Global Politics

Ethiopia's parliament approves Sahle-Work Zewde as the first female president

Ethiopia's first female president stands at the podium.

Sahle-Work Zewde, director-general of the United Nations office in Nairobi, Kenya, prepares to address delegates attending the first United Nations Environment Assembly (UNEA) in Nairobi, Kenya, June 23, 2014.

Credit:

Noor Khamis/Reuters

Ethiopia's parliament has approved senior diplomat Sahle-Work Zewde as the country's first female president, proceedings on state television showed, cementing another shift in the country's political system from Prime Minister Abiy Ahmed.

Sahle-Work is at present UN under-secretary general and special representative of the secretary general to the African Union. She replaces Mulatu Teshome Wirtu, who tendered his resignation to parliament earlier on Wednesday.

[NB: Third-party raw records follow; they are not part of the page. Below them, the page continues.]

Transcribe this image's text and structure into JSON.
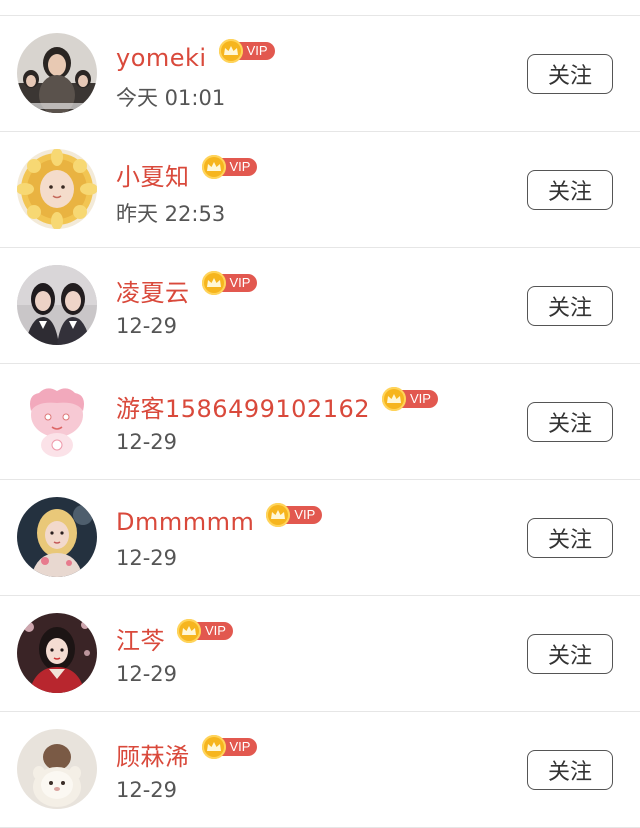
{
  "follow_label": "关注",
  "vip_label": "VIP",
  "colors": {
    "name": "#d9493b",
    "vip_tag": "#e2584f",
    "crown": "#f6b51e",
    "divider": "#e6e6e6"
  },
  "users": [
    {
      "name": "yomeki",
      "time": "今天 01:01",
      "avatar": "avatar-group-photo"
    },
    {
      "name": "小夏知",
      "time": "昨天 22:53",
      "avatar": "avatar-sunflower-costume"
    },
    {
      "name": "凌夏云",
      "time": "12-29",
      "avatar": "avatar-two-girls"
    },
    {
      "name": "游客1586499102162",
      "time": "12-29",
      "avatar": "avatar-cartoon-pink"
    },
    {
      "name": "Dmmmmm",
      "time": "12-29",
      "avatar": "avatar-blonde-girl"
    },
    {
      "name": "江芩",
      "time": "12-29",
      "avatar": "avatar-red-costume"
    },
    {
      "name": "顾菻浠",
      "time": "12-29",
      "avatar": "avatar-plush-toy"
    }
  ]
}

The president's post is a ceremonial one in Ethiopia. The prime minister, who is the head of state, holds executive power. Fitsum Arega, Abiy's chief of staff, announced the news on Twitter:

Last week, when the prime minister reshuffled his cabinet, he appointed 10 female ministers, making Ethiopia the third country in Africa, after Rwanda and Seychelles, to achieve gender balance in their cabinets.

"When there is no peace in the country, mothers will be frustrated. Therefore, we need to work on peace for the sake of our mothers," Sahle-Work told parliament after her approval.

Mulatu, who had held the office for five years, departed one year ahead of his term ending, saying he wanted to be part of change and reforms.

Sahle-Work becomes the fourth president since the ruling Ethiopian People's Revolutionary Democratic Front coalition came to power.

Since his appointment in April, Abiy has presided over a raft of reforms that have turned the region's politics on its head, including the pardoning of dissidents long outlawed by the government.